Simplicity – to receive the light and shine out in turn. To have roots in the dark earth, in the damp earth and to shine like this – with a purity of brightness, and such depth of yellow, while swaying, like this, in the breeze.
Perhaps it is so – simply to be is holy, to receive and to give is enough, this longest of days.
Alchemy – for surely it is a glory, and a wonder, to turn earth and damp and light into this brightness, this daily beauty, shining like the distant sun here, in this shady place, beneath my apple tree.
I’m with Mary Oliver – each morning I get up and hurry over the damp grass to see what has begun to open in the morning light. I love her poem Peonies, and this poem of mine pays tribute to it.
My peony did not open with the morning. This beauty waited, waited until the sun was high and warm before unwrapping itself.
And I had waited for two years since planting. And waited while the bud was closed. And then, in the space of a few hours, everything changed.
Peony
Today, I watched as a new peony opened – I had planted a row of them, and now, after two years, this – the wondrous first flower unwraps itself. Slowly.
And oh, how dark, how perfect. Red velvet cake, chocolate, a rich eggy heart of soft anthers waiting for the already waiting bees.
Three hours ago it was bud, and now, this heart is open, warming in the golden sun. And still, others wait to put out their own flowers for there is more, still more, to come.

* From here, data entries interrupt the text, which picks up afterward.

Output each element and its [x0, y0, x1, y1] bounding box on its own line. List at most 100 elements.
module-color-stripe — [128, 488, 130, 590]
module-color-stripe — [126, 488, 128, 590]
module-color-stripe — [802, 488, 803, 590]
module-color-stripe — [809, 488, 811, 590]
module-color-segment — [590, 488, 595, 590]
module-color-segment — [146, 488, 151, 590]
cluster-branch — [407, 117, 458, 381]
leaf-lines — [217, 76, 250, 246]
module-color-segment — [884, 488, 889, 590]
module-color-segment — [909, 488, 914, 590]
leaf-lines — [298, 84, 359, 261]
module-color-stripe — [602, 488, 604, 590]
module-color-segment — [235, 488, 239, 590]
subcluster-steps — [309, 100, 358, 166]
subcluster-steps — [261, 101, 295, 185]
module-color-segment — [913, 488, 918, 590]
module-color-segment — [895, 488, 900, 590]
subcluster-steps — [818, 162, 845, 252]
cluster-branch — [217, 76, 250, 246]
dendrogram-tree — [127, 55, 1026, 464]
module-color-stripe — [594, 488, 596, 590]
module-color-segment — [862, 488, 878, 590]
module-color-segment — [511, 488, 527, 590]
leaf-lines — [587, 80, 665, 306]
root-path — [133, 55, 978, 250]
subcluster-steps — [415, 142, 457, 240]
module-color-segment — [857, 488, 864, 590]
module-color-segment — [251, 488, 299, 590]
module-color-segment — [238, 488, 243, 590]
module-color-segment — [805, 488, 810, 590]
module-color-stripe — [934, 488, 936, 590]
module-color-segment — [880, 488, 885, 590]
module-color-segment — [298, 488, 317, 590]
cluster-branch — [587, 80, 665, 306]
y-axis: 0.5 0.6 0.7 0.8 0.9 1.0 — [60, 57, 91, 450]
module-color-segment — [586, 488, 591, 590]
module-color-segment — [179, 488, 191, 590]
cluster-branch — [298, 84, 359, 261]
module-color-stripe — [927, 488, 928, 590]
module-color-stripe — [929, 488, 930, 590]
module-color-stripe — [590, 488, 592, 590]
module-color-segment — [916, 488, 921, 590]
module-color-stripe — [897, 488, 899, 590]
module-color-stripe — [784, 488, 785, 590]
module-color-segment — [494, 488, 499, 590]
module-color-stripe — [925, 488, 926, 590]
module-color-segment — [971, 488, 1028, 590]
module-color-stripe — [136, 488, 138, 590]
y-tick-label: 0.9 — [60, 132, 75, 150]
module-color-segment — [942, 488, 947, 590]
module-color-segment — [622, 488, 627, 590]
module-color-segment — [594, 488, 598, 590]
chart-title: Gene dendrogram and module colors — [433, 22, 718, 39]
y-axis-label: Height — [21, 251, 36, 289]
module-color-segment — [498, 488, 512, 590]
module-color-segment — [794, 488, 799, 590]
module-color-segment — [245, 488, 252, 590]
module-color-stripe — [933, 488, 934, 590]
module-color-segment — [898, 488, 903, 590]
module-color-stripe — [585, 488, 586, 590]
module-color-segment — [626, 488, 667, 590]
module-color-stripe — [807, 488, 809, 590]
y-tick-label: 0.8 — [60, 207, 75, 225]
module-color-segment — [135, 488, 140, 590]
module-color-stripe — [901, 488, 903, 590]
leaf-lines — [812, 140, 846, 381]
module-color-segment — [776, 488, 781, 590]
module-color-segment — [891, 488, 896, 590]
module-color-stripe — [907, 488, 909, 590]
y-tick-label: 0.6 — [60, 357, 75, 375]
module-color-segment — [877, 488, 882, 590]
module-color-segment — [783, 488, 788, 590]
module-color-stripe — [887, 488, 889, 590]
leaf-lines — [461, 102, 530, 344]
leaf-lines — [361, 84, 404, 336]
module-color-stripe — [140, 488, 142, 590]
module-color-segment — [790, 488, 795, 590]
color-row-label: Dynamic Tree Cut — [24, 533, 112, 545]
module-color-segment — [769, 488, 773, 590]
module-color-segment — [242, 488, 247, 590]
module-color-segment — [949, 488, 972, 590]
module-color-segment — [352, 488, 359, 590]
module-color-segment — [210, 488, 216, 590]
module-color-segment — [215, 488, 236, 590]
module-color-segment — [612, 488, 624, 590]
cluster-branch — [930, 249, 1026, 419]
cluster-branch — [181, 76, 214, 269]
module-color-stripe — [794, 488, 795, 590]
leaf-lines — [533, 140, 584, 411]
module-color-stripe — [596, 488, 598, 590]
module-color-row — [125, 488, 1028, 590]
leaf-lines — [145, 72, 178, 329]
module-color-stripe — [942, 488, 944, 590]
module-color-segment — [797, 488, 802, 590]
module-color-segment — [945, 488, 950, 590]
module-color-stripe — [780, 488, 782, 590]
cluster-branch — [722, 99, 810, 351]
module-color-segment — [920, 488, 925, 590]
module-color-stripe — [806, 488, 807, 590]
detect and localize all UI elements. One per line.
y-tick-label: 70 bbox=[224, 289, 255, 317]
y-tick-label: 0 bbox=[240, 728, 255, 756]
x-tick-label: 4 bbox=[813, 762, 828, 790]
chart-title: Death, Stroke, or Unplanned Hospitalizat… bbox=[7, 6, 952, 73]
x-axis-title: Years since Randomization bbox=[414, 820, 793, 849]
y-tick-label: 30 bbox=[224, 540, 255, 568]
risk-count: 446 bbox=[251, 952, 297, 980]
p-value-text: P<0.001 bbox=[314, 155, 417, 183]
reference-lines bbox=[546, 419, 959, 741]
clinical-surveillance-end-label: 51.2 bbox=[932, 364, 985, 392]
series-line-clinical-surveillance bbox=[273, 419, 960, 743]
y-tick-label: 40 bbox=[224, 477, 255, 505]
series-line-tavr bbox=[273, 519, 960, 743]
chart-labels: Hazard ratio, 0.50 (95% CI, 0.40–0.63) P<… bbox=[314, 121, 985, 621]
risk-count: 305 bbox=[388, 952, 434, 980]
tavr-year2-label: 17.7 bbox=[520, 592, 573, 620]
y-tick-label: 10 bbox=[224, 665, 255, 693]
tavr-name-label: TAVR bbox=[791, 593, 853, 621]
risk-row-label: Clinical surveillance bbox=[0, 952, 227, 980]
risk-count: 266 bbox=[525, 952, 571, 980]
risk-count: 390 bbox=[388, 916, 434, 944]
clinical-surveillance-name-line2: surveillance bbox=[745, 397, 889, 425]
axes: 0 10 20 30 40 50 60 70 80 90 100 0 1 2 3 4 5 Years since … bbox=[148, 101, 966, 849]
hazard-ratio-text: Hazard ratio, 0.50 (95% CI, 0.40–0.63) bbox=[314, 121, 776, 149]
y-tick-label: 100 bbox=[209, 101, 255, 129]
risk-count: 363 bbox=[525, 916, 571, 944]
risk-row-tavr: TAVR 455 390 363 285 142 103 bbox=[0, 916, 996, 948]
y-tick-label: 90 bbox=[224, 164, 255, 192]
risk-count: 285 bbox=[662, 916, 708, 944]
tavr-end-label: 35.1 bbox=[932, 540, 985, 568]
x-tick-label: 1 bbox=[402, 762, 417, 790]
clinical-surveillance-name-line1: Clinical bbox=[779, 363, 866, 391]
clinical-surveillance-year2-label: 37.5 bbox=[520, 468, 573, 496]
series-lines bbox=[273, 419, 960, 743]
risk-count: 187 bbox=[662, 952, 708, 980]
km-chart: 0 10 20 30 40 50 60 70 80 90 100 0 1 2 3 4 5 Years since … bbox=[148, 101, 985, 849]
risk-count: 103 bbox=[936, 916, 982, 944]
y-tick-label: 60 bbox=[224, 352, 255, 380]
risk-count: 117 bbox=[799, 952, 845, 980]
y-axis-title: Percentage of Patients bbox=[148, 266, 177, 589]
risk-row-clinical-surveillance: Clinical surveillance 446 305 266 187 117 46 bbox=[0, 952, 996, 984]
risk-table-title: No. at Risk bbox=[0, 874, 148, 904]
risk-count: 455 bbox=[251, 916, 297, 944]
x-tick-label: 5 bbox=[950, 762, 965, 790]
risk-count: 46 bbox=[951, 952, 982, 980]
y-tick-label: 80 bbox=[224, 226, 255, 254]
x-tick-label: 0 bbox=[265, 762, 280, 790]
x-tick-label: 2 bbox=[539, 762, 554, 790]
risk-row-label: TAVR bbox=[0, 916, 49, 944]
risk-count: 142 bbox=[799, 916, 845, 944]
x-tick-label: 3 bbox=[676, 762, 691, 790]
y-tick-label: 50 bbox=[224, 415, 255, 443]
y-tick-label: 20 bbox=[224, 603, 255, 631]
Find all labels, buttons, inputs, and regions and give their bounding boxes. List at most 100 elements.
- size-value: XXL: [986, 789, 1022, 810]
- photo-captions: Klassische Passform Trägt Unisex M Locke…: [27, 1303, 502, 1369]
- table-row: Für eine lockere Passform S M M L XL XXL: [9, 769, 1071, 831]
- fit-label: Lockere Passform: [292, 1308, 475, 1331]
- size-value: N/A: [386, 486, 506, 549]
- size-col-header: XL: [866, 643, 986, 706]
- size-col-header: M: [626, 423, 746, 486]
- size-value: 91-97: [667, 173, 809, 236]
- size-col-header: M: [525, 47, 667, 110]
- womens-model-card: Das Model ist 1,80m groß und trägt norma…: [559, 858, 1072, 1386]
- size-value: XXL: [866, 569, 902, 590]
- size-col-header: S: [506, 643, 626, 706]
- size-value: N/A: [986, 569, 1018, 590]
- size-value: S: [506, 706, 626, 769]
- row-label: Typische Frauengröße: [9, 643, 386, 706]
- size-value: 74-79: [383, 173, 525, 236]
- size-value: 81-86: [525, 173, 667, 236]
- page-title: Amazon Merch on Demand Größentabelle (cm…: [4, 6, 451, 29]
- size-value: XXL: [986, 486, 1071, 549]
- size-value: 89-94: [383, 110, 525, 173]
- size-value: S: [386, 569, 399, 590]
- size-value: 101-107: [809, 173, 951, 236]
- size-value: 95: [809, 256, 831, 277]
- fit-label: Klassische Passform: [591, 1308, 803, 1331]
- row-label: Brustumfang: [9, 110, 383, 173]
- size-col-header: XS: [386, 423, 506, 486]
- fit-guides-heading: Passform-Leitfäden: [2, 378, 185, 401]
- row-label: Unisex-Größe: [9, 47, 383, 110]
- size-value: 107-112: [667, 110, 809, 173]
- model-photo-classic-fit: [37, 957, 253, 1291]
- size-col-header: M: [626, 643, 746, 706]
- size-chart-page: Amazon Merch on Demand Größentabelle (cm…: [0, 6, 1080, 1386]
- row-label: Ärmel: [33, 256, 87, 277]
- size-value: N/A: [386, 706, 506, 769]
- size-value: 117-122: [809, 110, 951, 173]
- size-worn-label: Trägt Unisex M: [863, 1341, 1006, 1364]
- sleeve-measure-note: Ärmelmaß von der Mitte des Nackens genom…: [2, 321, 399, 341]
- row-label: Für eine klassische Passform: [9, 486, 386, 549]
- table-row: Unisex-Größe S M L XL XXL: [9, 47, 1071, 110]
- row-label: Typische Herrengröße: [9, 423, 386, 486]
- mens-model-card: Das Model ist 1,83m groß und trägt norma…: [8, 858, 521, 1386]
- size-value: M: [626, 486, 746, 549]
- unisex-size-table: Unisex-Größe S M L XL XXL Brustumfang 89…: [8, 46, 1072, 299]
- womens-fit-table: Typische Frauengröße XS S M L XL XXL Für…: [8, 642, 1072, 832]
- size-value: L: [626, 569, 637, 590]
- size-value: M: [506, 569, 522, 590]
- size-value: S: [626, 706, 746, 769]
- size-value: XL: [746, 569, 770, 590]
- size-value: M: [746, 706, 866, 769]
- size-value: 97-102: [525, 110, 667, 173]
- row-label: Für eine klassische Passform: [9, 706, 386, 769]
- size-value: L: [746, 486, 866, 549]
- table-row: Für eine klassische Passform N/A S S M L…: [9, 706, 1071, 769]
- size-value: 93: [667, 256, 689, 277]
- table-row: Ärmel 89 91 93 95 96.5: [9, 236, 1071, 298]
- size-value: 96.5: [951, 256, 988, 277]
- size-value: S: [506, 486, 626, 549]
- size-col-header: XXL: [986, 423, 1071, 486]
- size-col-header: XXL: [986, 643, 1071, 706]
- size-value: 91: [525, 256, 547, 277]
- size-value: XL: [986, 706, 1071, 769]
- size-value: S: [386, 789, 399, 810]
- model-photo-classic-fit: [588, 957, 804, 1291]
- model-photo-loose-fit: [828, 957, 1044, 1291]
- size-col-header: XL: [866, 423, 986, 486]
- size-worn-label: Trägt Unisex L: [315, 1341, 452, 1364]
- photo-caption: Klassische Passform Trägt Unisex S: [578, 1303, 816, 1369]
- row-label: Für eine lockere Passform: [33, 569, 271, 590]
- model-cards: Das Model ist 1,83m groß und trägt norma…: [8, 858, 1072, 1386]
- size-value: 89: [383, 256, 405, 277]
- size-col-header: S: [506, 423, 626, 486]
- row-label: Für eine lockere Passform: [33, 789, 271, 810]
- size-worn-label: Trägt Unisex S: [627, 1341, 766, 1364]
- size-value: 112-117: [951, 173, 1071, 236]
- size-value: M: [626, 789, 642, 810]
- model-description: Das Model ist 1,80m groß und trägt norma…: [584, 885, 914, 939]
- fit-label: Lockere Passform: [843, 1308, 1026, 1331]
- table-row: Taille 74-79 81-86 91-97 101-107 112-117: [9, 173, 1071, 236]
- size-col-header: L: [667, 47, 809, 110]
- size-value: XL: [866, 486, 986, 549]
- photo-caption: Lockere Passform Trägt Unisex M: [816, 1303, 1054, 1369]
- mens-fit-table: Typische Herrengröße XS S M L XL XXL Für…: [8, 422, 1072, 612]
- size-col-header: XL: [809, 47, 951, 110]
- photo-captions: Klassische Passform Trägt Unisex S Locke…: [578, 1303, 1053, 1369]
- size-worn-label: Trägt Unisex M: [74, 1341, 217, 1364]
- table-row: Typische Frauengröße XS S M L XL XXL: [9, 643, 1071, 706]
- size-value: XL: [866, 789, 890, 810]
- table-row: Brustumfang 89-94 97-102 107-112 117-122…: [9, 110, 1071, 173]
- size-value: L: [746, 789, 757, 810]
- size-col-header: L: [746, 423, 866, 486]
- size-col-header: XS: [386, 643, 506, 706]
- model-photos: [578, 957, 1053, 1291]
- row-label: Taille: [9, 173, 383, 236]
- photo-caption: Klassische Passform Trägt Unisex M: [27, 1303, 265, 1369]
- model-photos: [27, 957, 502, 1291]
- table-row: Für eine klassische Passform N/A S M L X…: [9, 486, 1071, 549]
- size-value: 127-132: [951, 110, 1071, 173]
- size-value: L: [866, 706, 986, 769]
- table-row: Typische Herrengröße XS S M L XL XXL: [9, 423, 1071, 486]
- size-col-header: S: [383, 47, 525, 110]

And each day, then, the question – What astonishing thing will unfold for you today, and unfold in you today?
What gift can be given, and received? For all the world, and you within the world, is full of such wonders – sweetness for ants, clover in the unmown grass thick with the darkness of bees.
And this flower, now, with its beauty both before you and within you – for they are the same, know they are the same – glowing deep in the ripening light.
Experimental mowing/unmowing pattern, beloved of bees.